Title : Sand treatment using indigenously developed chemicals for vertical oil well- field case study
Abstract:
Introduction: Production of formation sand with reservoir fluid is common phenomenon in many heavy oil and gas fields/wells. Sand production in a well can cause restricted production or complete loss of production due to sanding of the well bore. If production rates are high enough to carry produced sand to the surface, severe erosion of both surface and sub surface equipment may occur. It is a big challenge for an engineer to control/stop the sand production while maintaining the production of a well. There are several methods of sand control used in the petroleum industry, like gravel packing, wire wrapped screens, frac-and-pack, chemical consolidation and expandable screens etc. The sand production is due to the start of degradation of rock with the erosion of cement of the rock during production from a highly permeable reservoir. The erosion of the cement accelerated with time and degradation of rock leads to production of sand grains at surface together with sand accumulation in the well.
Sand production with reservoir fluid is a well-known problem in many parts of the world. Sand production in a well causes restricted production or complete loss of production due to sanding of well bore. There are several methods of sand control but most of the technologies require heavy hardware and tools thus making the cost of new well very high. Chemical sand consolidation can be an alternative to traditional techniques for poorly consolidated formations. The present studies are carried out to develop a suitable sand control technique for weakly consolidated oil/gas reservoirs using indigenously developed chemicals. The concept is based on the fact that water soluble polymers/chemicals have a strong tendency to adsorb on the surface of rock, thus binding the loose sand. However, the permeability of the formation is maintained by injecting oil soon after injection of chemicals. In order to develop this technology, a laboratory study was carried out to evaluate the chemicals for sand consolidation under static and dynamic conditions. The aim of this study is to assess a sandstone reservoir formation before and after sand treatment and the magnitude of the productivity enhancement and recovery increment.
Method and/or Theory: SandAid* is primarily a chemical to increase the Maximum Sand Free Rate (MSFR) and a way to eliminate or significantly reduce fines migration. It has also shown to reduce water cut in some wells. It is not an absolute sand control solution such as a gravel pack, frac pack or expandable screen but will create an ionic attraction between the sand and fines grains and modifies the relative permeability of the formation. It will leave the formation in a water wet state. It can significantly enhance the performance of gravel packs and frac packs as well as standalone screen applications. SanaAid treatment is a matrix treatment that that will agglomerate sand grains/fines.

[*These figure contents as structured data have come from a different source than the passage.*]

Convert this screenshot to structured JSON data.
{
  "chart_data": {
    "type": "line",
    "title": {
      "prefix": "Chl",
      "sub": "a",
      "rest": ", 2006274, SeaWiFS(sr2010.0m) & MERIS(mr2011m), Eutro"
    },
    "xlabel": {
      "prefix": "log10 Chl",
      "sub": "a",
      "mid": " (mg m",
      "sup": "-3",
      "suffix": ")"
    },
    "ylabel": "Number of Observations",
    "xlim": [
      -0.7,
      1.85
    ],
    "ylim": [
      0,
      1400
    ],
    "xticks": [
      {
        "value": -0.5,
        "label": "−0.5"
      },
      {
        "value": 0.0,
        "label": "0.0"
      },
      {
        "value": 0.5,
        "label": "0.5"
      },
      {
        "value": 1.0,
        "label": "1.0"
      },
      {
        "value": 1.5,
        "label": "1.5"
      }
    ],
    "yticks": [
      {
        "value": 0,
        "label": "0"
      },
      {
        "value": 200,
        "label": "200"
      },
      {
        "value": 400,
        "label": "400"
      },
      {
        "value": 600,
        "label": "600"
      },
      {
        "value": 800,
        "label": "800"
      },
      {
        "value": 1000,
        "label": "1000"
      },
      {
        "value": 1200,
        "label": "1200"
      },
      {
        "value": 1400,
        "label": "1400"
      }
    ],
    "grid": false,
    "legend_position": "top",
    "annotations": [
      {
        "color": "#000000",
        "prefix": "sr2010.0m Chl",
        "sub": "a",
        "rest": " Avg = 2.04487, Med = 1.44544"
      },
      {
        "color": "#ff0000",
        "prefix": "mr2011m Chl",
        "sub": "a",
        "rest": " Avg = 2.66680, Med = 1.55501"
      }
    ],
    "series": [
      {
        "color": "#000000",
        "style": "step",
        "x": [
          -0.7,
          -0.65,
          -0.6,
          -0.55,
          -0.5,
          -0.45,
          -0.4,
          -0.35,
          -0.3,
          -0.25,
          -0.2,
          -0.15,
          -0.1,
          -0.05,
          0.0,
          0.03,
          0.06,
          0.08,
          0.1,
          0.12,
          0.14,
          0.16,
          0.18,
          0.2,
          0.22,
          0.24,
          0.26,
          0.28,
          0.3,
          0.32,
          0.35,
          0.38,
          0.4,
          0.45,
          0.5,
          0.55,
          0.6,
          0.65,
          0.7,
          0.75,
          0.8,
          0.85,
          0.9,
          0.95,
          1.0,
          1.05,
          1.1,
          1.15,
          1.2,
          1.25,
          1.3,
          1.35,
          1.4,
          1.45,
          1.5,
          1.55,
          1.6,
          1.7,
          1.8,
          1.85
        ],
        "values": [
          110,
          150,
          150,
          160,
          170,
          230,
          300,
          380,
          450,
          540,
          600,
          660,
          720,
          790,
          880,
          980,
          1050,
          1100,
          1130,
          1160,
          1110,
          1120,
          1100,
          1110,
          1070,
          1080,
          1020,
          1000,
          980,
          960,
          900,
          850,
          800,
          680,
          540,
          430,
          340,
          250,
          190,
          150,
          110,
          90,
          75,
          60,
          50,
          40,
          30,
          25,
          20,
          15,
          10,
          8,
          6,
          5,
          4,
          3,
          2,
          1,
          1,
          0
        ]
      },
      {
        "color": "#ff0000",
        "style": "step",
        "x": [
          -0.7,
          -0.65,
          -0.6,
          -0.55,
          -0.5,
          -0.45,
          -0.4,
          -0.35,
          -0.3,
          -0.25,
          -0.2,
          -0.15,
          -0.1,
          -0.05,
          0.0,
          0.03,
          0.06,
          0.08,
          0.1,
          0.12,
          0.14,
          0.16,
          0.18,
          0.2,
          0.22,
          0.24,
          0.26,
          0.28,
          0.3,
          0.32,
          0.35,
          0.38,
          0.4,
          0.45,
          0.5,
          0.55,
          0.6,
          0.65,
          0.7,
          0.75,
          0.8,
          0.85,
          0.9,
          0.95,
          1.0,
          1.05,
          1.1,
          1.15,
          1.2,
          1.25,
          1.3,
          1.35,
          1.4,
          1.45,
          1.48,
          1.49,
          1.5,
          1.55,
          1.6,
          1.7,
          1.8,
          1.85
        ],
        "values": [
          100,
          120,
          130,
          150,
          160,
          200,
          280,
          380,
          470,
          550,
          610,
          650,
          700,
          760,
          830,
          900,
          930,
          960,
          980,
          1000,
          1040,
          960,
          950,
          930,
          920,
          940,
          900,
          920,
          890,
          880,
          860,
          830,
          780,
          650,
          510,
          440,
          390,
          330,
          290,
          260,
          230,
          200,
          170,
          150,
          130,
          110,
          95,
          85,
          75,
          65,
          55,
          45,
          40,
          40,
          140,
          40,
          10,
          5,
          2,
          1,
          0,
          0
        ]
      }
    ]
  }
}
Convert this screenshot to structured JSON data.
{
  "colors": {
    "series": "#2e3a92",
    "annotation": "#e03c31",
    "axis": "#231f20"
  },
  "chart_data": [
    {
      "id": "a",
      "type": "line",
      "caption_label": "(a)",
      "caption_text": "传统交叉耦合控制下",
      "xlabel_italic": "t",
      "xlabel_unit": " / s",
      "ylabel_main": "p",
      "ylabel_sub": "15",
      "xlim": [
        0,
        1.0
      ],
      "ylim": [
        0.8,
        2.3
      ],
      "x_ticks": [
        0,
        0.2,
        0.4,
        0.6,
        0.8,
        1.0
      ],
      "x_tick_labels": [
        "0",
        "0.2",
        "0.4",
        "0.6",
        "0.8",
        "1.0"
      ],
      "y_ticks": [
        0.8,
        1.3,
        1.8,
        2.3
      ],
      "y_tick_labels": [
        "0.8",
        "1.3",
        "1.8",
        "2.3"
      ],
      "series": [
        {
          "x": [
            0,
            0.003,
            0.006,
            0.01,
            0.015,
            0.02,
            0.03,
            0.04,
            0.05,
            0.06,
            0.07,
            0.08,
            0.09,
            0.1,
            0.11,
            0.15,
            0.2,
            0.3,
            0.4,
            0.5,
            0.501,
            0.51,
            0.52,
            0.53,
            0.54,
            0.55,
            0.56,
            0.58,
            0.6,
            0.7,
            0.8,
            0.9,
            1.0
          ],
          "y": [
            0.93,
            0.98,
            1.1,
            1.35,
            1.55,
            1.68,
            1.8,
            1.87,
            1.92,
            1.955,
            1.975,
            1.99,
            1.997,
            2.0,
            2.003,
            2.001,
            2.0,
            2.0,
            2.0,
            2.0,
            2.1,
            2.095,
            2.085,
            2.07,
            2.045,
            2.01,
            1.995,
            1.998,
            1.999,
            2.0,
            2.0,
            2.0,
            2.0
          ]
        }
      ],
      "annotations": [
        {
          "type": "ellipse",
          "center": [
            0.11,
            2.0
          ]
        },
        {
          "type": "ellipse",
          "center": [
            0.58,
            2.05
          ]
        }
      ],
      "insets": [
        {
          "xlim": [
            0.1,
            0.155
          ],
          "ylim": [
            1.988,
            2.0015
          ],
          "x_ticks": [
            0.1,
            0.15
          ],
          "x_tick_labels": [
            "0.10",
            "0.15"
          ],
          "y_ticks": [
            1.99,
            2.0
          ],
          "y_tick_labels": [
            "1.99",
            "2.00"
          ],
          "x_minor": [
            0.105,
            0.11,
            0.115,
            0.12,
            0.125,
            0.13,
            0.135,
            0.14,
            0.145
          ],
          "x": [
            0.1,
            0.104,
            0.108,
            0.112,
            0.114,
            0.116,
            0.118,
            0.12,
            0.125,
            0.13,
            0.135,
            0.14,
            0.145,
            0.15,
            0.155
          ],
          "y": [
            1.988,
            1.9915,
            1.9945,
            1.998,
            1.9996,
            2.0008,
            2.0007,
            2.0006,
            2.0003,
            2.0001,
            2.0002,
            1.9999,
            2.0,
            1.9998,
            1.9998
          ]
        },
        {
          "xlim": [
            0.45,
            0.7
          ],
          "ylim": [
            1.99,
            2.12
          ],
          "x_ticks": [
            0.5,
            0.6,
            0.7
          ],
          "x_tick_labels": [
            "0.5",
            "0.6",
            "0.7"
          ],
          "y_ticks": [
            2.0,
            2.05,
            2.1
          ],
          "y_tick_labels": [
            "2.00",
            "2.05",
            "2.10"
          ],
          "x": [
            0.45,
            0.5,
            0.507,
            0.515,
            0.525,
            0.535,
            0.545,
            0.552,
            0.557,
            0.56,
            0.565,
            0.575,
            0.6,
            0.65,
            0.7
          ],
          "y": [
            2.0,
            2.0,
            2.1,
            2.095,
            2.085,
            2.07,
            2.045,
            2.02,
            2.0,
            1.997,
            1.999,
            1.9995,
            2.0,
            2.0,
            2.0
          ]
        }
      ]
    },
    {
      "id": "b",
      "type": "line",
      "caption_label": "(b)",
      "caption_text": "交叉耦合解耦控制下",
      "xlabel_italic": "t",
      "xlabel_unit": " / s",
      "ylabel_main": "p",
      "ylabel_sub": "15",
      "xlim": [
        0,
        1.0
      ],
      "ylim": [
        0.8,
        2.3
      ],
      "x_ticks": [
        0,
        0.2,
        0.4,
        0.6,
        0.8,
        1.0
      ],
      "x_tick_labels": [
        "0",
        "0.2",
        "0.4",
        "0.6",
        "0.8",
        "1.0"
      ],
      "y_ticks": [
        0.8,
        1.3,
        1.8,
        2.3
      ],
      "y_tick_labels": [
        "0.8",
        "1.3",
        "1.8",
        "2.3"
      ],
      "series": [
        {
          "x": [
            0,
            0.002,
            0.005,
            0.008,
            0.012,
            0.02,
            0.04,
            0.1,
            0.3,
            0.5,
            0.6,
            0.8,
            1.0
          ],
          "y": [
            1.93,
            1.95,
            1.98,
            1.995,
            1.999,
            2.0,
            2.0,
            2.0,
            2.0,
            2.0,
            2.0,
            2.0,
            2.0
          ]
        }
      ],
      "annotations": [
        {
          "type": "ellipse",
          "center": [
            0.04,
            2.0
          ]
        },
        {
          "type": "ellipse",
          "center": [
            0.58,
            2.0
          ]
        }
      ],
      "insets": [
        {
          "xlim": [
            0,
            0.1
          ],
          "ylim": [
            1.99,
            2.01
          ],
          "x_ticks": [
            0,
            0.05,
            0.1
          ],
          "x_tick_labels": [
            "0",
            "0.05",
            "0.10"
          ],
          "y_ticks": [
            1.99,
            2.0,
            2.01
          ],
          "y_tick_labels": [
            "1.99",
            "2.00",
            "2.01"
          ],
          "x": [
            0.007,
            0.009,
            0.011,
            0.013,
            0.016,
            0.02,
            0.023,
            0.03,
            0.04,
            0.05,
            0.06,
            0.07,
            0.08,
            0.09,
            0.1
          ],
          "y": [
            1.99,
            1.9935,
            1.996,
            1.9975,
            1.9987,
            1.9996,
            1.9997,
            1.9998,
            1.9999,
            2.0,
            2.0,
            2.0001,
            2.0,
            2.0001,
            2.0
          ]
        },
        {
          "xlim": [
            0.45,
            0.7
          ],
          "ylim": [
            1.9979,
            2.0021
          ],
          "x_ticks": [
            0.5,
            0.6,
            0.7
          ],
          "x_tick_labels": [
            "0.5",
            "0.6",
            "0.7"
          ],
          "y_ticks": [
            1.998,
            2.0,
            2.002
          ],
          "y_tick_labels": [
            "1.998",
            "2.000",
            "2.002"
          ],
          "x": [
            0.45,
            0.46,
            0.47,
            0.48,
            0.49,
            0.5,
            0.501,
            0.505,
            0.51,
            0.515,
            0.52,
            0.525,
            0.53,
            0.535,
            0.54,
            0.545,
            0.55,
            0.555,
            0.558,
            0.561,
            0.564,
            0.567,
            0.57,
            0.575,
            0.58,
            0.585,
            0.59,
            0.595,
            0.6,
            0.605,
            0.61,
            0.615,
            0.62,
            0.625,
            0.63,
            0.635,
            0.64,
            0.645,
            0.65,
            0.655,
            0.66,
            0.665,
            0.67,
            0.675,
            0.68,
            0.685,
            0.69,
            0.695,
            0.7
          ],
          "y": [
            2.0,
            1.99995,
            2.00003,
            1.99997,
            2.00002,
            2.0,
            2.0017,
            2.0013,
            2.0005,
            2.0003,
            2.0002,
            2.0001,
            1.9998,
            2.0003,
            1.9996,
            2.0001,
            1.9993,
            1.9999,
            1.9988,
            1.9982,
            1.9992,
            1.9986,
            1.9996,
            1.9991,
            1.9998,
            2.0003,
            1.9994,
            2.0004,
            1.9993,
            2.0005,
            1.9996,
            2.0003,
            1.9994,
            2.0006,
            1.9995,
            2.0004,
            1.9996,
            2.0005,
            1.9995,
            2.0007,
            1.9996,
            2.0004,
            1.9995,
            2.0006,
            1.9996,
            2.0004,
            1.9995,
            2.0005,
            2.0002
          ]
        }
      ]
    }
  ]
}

It works by modifying the zeta potential of the anionic particles. By modifying the zeta potential to a value between 0 and -20 mV an ionic attraction is created. Because SandAid will work on any anionic substrate it will also modify the zeta potential of most fines and as such it can reduce or stop fines migration and prevent near well bore damage caused by fines. This in turn should allow better contribution from the complete interval and as such can increase the Pl and/or reduce relative drawdown pressures.
One of the major features of SandAid is that when the formation stresses change due to reservoir depletion or otherwise; SandAid can adapt to these changing reservoir conditions and will re-agglomerate. The reason for this behavior is that SandAid is not a bonding agent or a glue type substance such as a resin but creates an ionic attraction. The ionic attraction allows for the particles to have relative movement and adapt to stress changes or even re-agglomerate if a particle or particles becomes dislodged. One of the major features of SandAid is that when the formation stresses change due to reservoir depletion or otherwise; SandAid can adapt to these changing reservoir conditions and will re-agglomerate. The reason for this behavior is that SandAid is not a bonding agent or a glue type substance such as a resin but creates an ionic attraction. The ionic attraction allows for the particles to have relative movement and adapt to stress changes or even re-agglomerate it a particle or particles becomes dislodged.
Results, Observations, Conclusions: In conclusion, the SandAid can be considered as a very successful stimulation job practically and economically for sand issues sandstone reservoirs with an increase of well flow rate. Therefore, the SandAid resin is suitable for consolidating of the Gialo oil field formations. Although it seems that this resin could be used for consolidation of other types of sands, but experiments should be conducted for each type of sands stone.
Novel/Additive Information: Based on the data above and during our observations for the subject well, we attempted to increase and decrease the frequency to determine the average pressure intake and optimal flow rate that avoids sand production. It was found that the optimum pressure intake (Pi) is approximately 700 psi which can be noticed from 0 % sand content. Furthermore, at frequency 51, the pump was running in upthrust condition with estimated downhole rate about 583.06 BPD, Water cut 0.79 % and 0.7 % sand content from wellhead fluid sample.
Keywords: Permeability, Porosity, Sand consolidation, Vertical reservoir, Nubian Sandstone Reservoir, Well Productivity and oil recovery, Open hole logs, FMI/OMI-UBI logs, Sand production, Loosely consolidated reservoirs, Formation strength, Chemical remedy, Permeability reduction.